What this error means
LiteLLM rate limit error message body leaks full SHA-256 token hash on 429 responses is a LiteLLM failure pattern reported for developers trying to fix litellm 429 error response leaking token hash in rate limit error message. Based on the imported evidence, treat this as a tool-specific troubleshooting page rather than a generic API error.
Why this happens
GitHub issue #27884 reports that when the parallel request limiter returns a 429, the full SHA-256 hash of the API token is included in the error message body. This leaks sensitive token information to logs, monitoring, and potentially end users.
Common causes
- When LiteLLM's parallel request limiter returns a 429 response, the error message body contains the full SHA-256 hash of the API token. This is a credential leak that exposes sensitive token information in logs, error outputs, and monitoring systems. Enterprise users relying on LiteLLM proxy for key management are affected.
- GitHub issue #27884 reports that when the parallel request limiter returns a 429, the full SHA-256 hash of the API token is included in the error message body. This leaks sensitive token information to logs, monitoring, and potentially end users.
Quick fixes
- Confirm the exact error signature matches
LiteLLM rate limit error message body leaks full SHA-256 token hash on 429 responses. - Check the LiteLLM account, local tool state, and provider configuration involved in the failing workflow.
- Reduce request pressure, check quota or plan limits, and retry with backoff instead of immediate repeated requests.
Platform/tool-specific checks
- Verify the command, editor, extension, or API client that produced the error.
- Compare local settings with CI, deployment, or editor-level settings when the error appears in only one environment.
- Avoid deleting credentials, local model data, or project settings until the failing scope is clear.
Step-by-step troubleshooting
- Capture the exact error message and the command, editor action, or request that triggered it.
- Check whether the failure is account/auth, quota/rate, model/provider, local runtime, or deployment configuration.
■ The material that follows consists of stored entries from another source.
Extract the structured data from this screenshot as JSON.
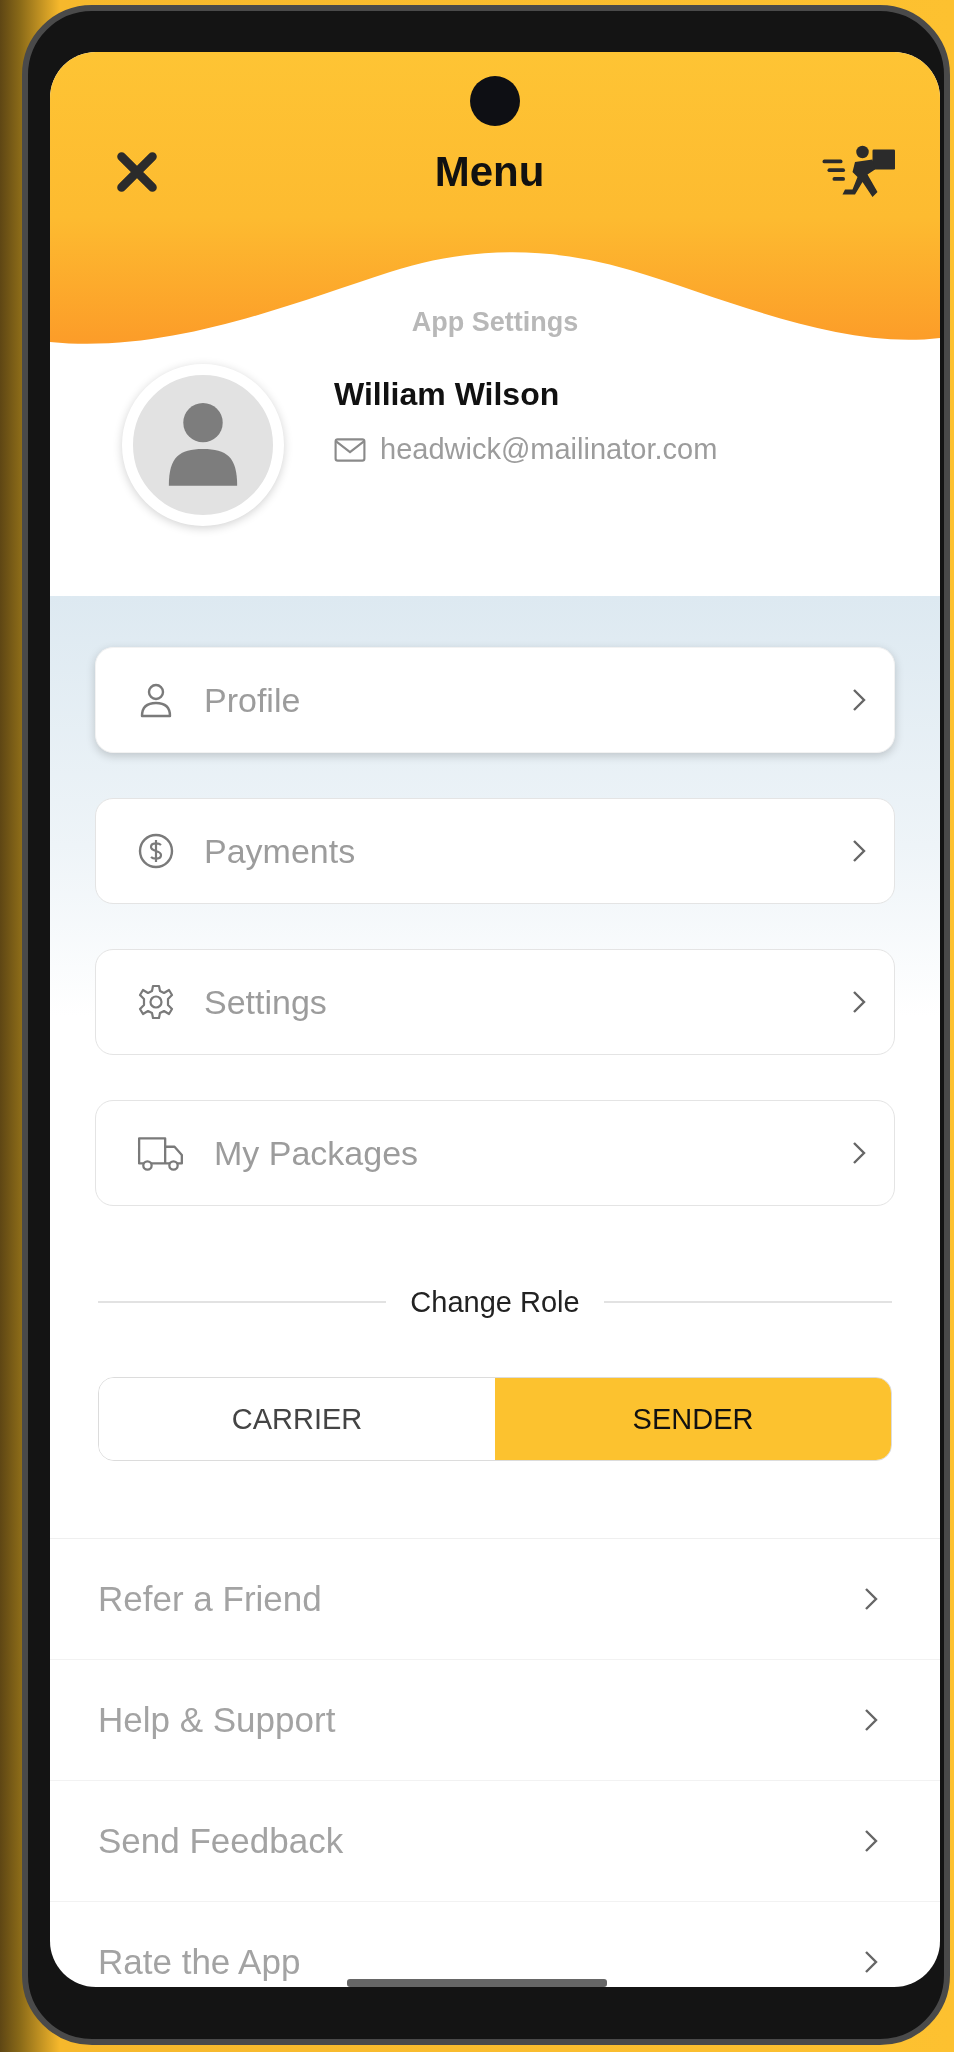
{
  "header": {
    "title": "Menu",
    "subtitle": "App Settings"
  },
  "profile": {
    "name": "William Wilson",
    "email": "headwick@mailinator.com"
  },
  "menu_cards": [
    {
      "label": "Profile",
      "selected": true
    },
    {
      "label": "Payments",
      "selected": false
    },
    {
      "label": "Settings",
      "selected": false
    },
    {
      "label": "My Packages",
      "selected": false
    }
  ],
  "role": {
    "label": "Change Role",
    "options": [
      {
        "label": "CARRIER",
        "selected": false
      },
      {
        "label": "SENDER",
        "selected": true
      }
    ]
  },
  "links": [
    {
      "label": "Refer a Friend"
    },
    {
      "label": "Help & Support"
    },
    {
      "label": "Send Feedback"
    },
    {
      "label": "Rate the App"
    }
  ]
}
- Review the source evidence below and compare it with your environment.
- Apply one change at a time and rerun the smallest failing action.
- Keep the working fix documented for the team or deployment environment.
How to prevent it
- Keep provider/tool configuration documented.
- Record non-secret diagnostics such as tool version, provider name, model name, and command path.
- Add a lightweight check before CI or production workflows depend on the tool.